The story of Gordon is that of a maverick soldier and adventurer, whose original military achievements in China would have been forgotten. He was a mercenary who got into and out of conflicts on behalf of various dubious governments, but much of his experience was in the Sudan. The final disaster was when the Egyptian occupation of Sudan was almost completely overthrown by fundamentalist rebels, and someone was needed to retrieve the situation in Khartoum. The job fell to Gordon, whose instincts were to do anything but withdraw, and he became embroiled in a siege. The British government was put in an almost impossible dilemma, and when eventually they did send a relief expedition it arrived just two days too late. Strachey based Gordon’s story on his diaries and letters to give an account of a strong individual almost at odds with the world.

==Critical reception==
On 21 May 1918, Bertrand Russell wrote to Gladys Rinder from Brixton Prison, in which he was imprisoned for his anti-war campaigning:
It is brilliant, delicious, exquisitely civilized. I enjoyed as much as any the Gordon, which alone was quite new to me. I often laughed out loud in my cell while I was reading the book. The warder came to my cell to remind me that prison was a place of punishment.

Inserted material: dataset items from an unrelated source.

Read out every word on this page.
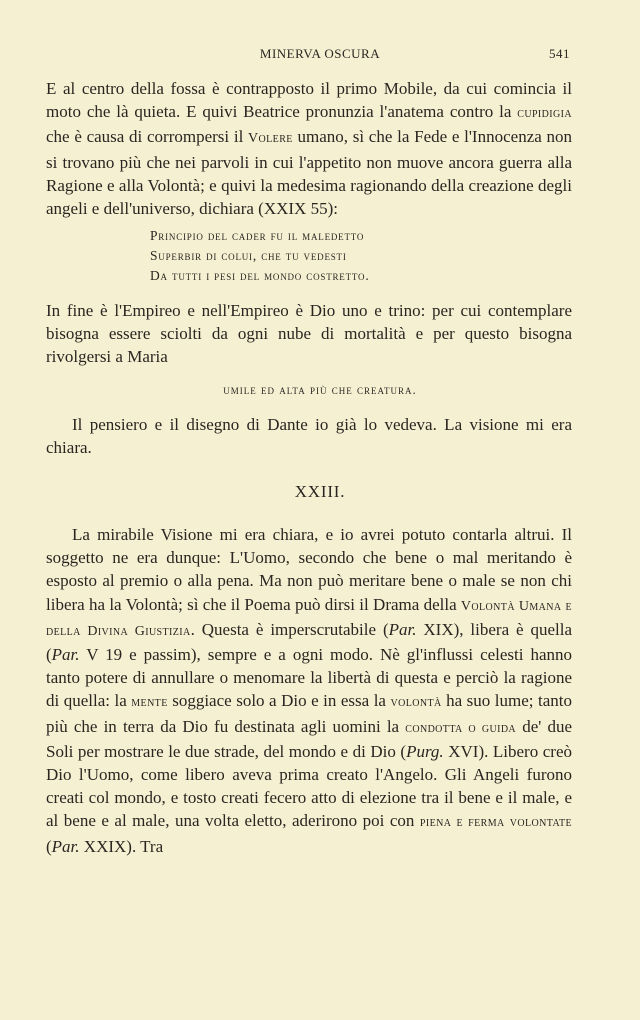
MINERVA OSCURA	541

E al centro della fossa è contrapposto il primo Mobile, da cui comincia il moto che là quieta. E quivi Beatrice pronunzia l'anatema contro la cupidigia che è causa di corrompersi il Volere umano, sì che la Fede e l'Innocenza non si trovano più che nei parvoli in cui l'appetito non muove ancora guerra alla Ragione e alla Volontà; e quivi la medesima ragionando della creazione degli angeli e dell'universo, dichiara (XXIX 55):

Principio del cader fu il maledetto
Superbir di colui, che tu vedesti
Da tutti i pesi del mondo costretto.

In fine è l'Empireo e nell'Empireo è Dio uno e trino: per cui contemplare bisogna essere sciolti da ogni nube di mortalità e per questo bisogna rivolgersi a Maria

umile ed alta più che creatura.

Il pensiero e il disegno di Dante io già lo vedeva. La visione mi era chiara.

XXIII.

La mirabile Visione mi era chiara, e io avrei potuto contarla altrui. Il soggetto ne era dunque: L'Uomo, secondo che bene o mal meritando è esposto al premio o alla pena. Ma non può meritare bene o male se non chi libera ha la Volontà; sì che il Poema può dirsi il Drama della Volontà Umana e della Divina Giustizia. Questa è imperscrutabile (Par. XIX), libera è quella (Par. V 19 e passim), sempre e a ogni modo. Nè gl'influssi celesti hanno tanto potere di annullare o menomare la libertà di questa e perciò la ragione di quella: la mente soggiace solo a Dio e in essa la volontà ha suo lume; tanto più che in terra da Dio fu destinata agli uomini la condotta o guida de' due Soli per mostrare le due strade, del mondo e di Dio (Purg. XVI). Libero creò Dio l'Uomo, come libero aveva prima creato l'Angelo. Gli Angeli furono creati col mondo, e tosto creati fecero atto di elezione tra il bene e il male, e al bene e al male, una volta eletto, aderirono poi con piena e ferma volontate (Par. XXIX). Tra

The American critic Edmund Wilson wrote in the New Republic of 21 September 1932, not long after Strachey's death: "Lytton Strachey's chief mission, of course, was to take down once and for all the pretensions of the Victorian age to moral superiority ... neither the Americans nor the English have ever, since Eminent Victorians appeared, been able to feel quite the same about the legends that had dominated their pasts. Something had been punctured for good."

==Significance==
With the publication of Eminent Victorians, Lytton Strachey set out to breathe life into the Victorian era for future generations to read. Up until that point, as Strachey remarked in the preface, Victorian biographies had been "as familiar as the cortège of the undertaker, and wear the same air of slow, funereal barbarism." Strachey defied the tradition of "two fat volumes ... of undigested masses of material", and took aim at the four venerated figures.

British Labour politician Roy Hattersley wrote: "Lytton Strachey's elegant, energetic character assassinations destroyed for ever the pretensions of the Victorian age to moral supremacy.".